赵琪阮串好场,上场门一启,就走出来了赵琪笙两位。
薛青青这是第一次亲眼看赵琪笙的表演,之前那次是通过手机看他说单口《草船借箭》,而且还是从上场门那刁钻的角度看过去,虽然并不影响欣赏内容,可终归没有现场看的完整性,这回能加上面部表情和动作,还有对口相声的捧逗配合的默契性,感觉又大不相同。
说的还是一出传统腿子活——《黄鹤楼》,取材自京剧《黄鹤楼》中“从刘备过江起到张飞闯帐止”的一段表演。结构和汾河湾差不多,逗哏的自称是京剧表演艺术家,其实是吹牛皮什么都不会,捧哏故意要求向逗哏学习,二人在舞台合作一次,表演过程中逗哏漏洞百出,以此迸发出笑料翻包袱。
有时候就连薛青青这铁杆粉丝也弄不明白,赵文仲老先生到底是想培养几个说相声的呀,还是组男团来了。徒弟里面颜值居然和能力成正比,周秦榆、宋元鸣、梅若瑶……一个个的单拎出来放大街上都能引来小姑娘注目,就连生个儿子也是漂亮得过分。
不过呢,或许这就是老先生的奇招,先用颜值攫取了观众的目光再说。
不得不承认,她当年也是半因颜值半因实力才入的周秦榆的坑。
到底是颜值即正义的21世纪呢!
相比于周秦榆的禁欲系,宋元鸣的放荡不羁,以及他搭档在台上清朗的风格,作为少班主的赵琪笙更有一种根正苗红、正人君子的独特魅力,这年头,正经是多么一种难得的特性啊。赵琪笙就靠着这一点,把薛青青吸引得目不转睛。
“上台来呢,先给大家做下自我介绍,台下有认识我们的,也有不认识我们的。”
“嗯。”
……
要说梅若瑶台上台下还真是两幅面孔,台上还端着,保持他京剧世家的端庄尊贵,连嗯一声都透着一股子骨子里与生俱来的庄重自持,一点都看不出来平时生活里究竟有多沙雕。
“要说我身边这位啊,梅元尧,您别不信,其实真真实实是位京剧大师。”
赵琪笙相声里总不忘提这么一嘴,看似是砸挂,其实也是想方设法让搭档被观众记住。要说这相声演员站在台上,一个桌子里,一个桌子外,一个话少,一个话多,毋庸置疑的就是逗哏的占了优势,但两人终归是搭档啊,逗哏的就要常常明里暗里提醒观众记住捧哏,常见的有一台上来就拿捧哏的名字开玩笑,这就算是让观众记住的一种。赵琪笙这么半开玩笑地说出梅若瑶的另一个身份,也是一种方法。
“您捧我啦,我就是个京剧爱好者!”
梅若瑶摆手谦虚,谦虚得跟真的似的,要不是薛青青知道他到底有多自大风骚,怕是就要相信他这树立的翩翩佳公子人设了。

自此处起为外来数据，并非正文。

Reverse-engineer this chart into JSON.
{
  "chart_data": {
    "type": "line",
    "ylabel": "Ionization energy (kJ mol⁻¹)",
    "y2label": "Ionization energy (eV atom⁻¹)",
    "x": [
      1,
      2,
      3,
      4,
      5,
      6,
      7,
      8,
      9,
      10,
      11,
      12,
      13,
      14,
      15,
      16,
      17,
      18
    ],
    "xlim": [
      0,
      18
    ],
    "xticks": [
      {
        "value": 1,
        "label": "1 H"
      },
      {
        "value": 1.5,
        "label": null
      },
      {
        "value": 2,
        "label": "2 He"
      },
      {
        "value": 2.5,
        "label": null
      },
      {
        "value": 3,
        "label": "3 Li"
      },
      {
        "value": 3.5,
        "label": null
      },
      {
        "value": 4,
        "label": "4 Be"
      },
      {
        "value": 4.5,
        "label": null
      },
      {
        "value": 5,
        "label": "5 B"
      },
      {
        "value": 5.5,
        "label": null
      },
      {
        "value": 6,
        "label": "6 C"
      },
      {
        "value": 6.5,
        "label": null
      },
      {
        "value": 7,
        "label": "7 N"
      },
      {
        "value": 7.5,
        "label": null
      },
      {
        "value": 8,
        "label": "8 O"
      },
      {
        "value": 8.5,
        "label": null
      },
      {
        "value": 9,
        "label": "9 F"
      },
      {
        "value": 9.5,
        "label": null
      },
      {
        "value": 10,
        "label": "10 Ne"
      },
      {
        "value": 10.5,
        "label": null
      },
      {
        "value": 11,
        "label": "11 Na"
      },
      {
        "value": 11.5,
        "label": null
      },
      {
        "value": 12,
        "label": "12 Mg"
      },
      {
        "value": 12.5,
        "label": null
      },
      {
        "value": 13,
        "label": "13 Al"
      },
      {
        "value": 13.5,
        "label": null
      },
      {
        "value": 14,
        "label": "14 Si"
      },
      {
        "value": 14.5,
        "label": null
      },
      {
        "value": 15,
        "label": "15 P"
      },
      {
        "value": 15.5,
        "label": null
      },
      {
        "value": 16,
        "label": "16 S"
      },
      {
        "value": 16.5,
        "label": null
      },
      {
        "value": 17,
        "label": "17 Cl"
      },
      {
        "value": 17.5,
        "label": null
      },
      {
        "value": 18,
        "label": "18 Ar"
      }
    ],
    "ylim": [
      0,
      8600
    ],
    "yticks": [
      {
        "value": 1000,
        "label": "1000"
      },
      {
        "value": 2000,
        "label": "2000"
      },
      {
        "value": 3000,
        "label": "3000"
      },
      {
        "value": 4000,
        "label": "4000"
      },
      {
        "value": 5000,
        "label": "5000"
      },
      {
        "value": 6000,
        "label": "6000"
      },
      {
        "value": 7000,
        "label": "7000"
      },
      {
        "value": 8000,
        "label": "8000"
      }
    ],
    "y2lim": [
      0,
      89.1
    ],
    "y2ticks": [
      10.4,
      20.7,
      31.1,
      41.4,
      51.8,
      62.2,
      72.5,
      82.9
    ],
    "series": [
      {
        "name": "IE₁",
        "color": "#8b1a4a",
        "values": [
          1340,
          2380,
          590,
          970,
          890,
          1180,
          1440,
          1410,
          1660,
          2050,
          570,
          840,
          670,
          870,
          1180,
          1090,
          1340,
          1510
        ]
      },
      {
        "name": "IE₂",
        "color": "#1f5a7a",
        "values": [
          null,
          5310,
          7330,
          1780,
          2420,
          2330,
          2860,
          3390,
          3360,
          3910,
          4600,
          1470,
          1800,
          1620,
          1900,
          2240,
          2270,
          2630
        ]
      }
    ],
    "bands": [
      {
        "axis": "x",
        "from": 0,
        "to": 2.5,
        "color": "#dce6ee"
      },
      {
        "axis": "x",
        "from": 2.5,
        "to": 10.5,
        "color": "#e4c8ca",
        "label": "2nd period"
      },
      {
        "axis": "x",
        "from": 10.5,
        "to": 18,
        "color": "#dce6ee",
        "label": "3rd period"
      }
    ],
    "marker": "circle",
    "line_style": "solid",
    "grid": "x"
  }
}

“嗐,您别谦虚呀,这有什么好谦虚的?京剧!梅派!正经传人,是不是?”
梅若瑶低头笑得一脸坏,把个娇羞的样子演得是恰到好处,台下观众听到这儿也开始轻轻浅浅地起哄了。自从对过那万福斋开了之后,本来就不多的年轻观众都被吸引了过去,只剩下现在几个年纪大点的,懂得欣赏相声的老观众硕果仅存,都知道这梅派传人可不好瞎说的,这台上年纪轻轻的捧哏莫非还真是个梅派传人啊?
台下有个票友老大爷开始喊了:
“来一个!”
于是就有第二个老大爷喊:
“来一个!”
“……”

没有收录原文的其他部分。